Un altro rischio è che una preoccupazione esorbitante porti anche i genitori a reazioni spropositate (naturalmente in buona fede). 

Tali reazioni però hanno l’effetto di ostacolare la relazione e le comunicazioni ancora più di quanto non sia già

La preoccupazione genitoriale diventa, perciò, anche una questione di “misura”

L’adolescente deve avvertire la presenza e l’interesse costanti dei suoi genitori, ma nel contempo non deve sentirsene soffocato.

Come esprimere la preoccupazione genitoriale?

Fare domande al ragazzo su cosa ne pensa di determinate situazioni a rischio è senz’altro un buon modo per cominciare a creare un canale di comunicazione su questi argomenti. 

Un buon “gancio” può arrivare, ad esempio, dal commento che si può costruire insieme su fatti di cronaca.

Piuttosto che esprimersi con frasi del tipo 

«Hai visto cosa è successo con quei ragazzi a Milano? Sono scioccata!»

può essere preferibile mantenere un tono più neutro, e magari avanzare il discorso domandando direttamente a lui/lei

«Hai visto cosa è successo con quei ragazzi a Milano? Tu che ne pensi? Come la vedi?

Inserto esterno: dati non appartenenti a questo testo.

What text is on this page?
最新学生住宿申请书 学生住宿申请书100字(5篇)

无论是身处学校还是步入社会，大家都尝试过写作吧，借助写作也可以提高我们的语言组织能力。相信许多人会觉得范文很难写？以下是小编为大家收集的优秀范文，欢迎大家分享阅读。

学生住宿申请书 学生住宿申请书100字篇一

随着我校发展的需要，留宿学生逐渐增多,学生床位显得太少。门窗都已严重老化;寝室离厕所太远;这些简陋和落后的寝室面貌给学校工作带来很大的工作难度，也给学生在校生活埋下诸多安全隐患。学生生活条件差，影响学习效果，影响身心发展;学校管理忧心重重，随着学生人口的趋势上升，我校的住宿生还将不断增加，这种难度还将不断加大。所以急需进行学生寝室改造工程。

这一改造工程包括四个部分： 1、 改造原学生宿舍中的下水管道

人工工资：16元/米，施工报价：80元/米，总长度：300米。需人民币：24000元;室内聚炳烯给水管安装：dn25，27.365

Un approccio di questo tipo produce due vantaggi:

  • non fa sentire inchiodato il ragazzo, che magari anche solo in parte si identifica con i protagonisti del fatto di cronaca ma sente forte e chiaro che un simile comportamento potrebbe motivo di preoccupazione e di critica nei suoi confronti («se mia madre/mio padre si sono scioccati a sentire questa storia con delle persone esterne, figurati se scoprissero che anch’io…!»);
  • pone il ragazzo nella posizione di essere ascoltato, o per meglio dire, di sentire che la sua opinione ha un senso profondo per i genitori.

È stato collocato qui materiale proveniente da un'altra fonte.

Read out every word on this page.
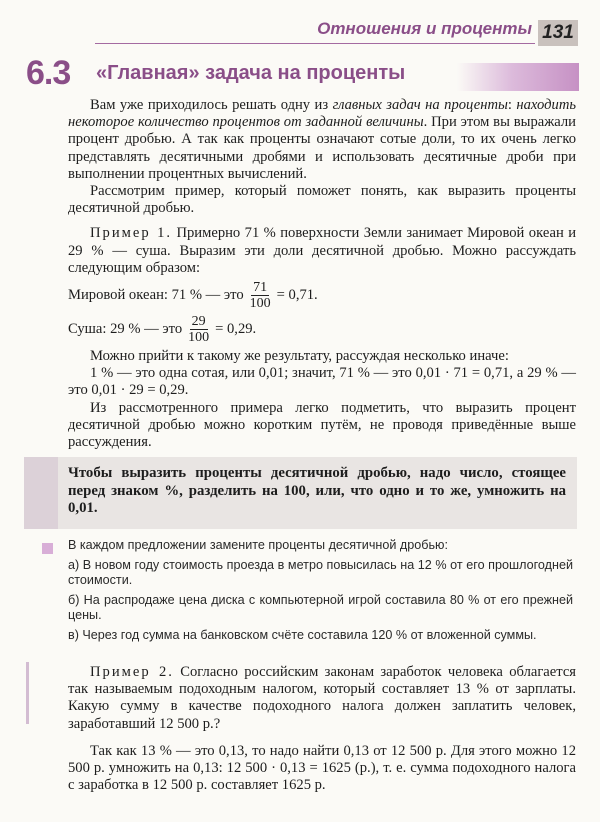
Отношения и проценты 131
6.3 «Главная» задача на проценты

Вам уже приходилось решать одну из главных задач на проценты: находить некоторое количество процентов от заданной величины. При этом вы выражали процент дробью. А так как проценты означают сотые доли, то их очень легко представлять десятичными дробями и использовать десятичные дроби при выполнении процентных вычислений.

Рассмотрим пример, который поможет понять, как выразить проценты десятичной дробью.

Пример 1. Примерно 71 % поверхности Земли занимает Мировой океан и 29 % — суша. Выразим эти доли десятичной дробью. Можно рассуждать следующим образом:

Мировой океан: 71 % — это $\frac{71}{100} = 0,71$.
Суша: 29 % — это $\frac{29}{100} = 0,29$.

Можно прийти к такому же результату, рассуждая несколько иначе:

1 % — это одна сотая, или 0,01; значит, 71 % — это 0,01 · 71 = 0,71, а 29 % — это 0,01 · 29 = 0,29.

Из рассмотренного примера легко подметить, что выразить процент десятичной дробью можно коротким путём, не проводя приведённые выше рассуждения.

Чтобы выразить проценты десятичной дробью, надо число, стоящее перед знаком %, разделить на 100, или, что одно и то же, умножить на 0,01.

В каждом предложении замените проценты десятичной дробью:

а) В новом году стоимость проезда в метро повысилась на 12 % от его прошлогодней стоимости.

б) На распродаже цена диска с компьютерной игрой составила 80 % от его прежней цены.

в) Через год сумма на банковском счёте составила 120 % от вложенной суммы.

Пример 2. Согласно российским законам заработок человека облагается так называемым подоходным налогом, который составляет 13 % от зарплаты. Какую сумму в качестве подоходного налога должен заплатить человек, заработавший 12 500 р.?

Так как 13 % — это 0,13, то надо найти 0,13 от 12 500 р. Для этого можно 12 500 р. умножить на 0,13: 12 500 · 0,13 = 1625 (р.), т. е. сумма подоходного налога с заработка в 12 500 р. составляет 1625 р.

È come se il messaggio indiretto in questo tipo di comunicazione sia

«Ti trattiamo come un esperto: non ci preoccupiamo prima di conoscere per bene le cose, e chiediamo a te di spiegarcele.

Più che trasmettere preoccupazione in senso stretto, un atteggiamento di questo tipo denota, agli occhi del ragazzo, interesse e curiosità non morbosa.

A partire dalle sue risposte (non quindi dalle considerazioni preventive dei genitori) è possibile allacciare un dialogo su questioni “calde”, che permettano al ragazzo di sentirsi al centro di un confronto, piuttosto che di un rimprovero

In generale, per fare un esempio, l’adolescenza è una stagione della vita nella quale la percezione del rischio può essere facilmente distorta

Una reazione genitoriale a questa evidenza può essere quella di “imporre”, anche senza volerlo, una visione del mondo più ponderata.

Nulla di sbagliato in tutto questo, se non il fatto che il ragazzo può sentire questa trasmissione di informazioni come un’imposizione (e quindi, subire il… fascino della ribellione).

Al contrario, dialogare sulle ragioni di uno stile di comportamento “sano” è un’operazione che può ammorbidire la sua posizione difensiva, sempre pronta a scattare.

Molti ragazzi si divincolano dai tentativi di confronto con i propri genitori.

Occorre, in tal senso, grande pazienza per tollerare le potenziali prime risposte di rifiuto.

Una “cauta insistenza”, diluita nei giorni e nelle settimane, può fare breccia nella resistenza del ragazzo, facendogli percepire che il suo punto di vista è importante.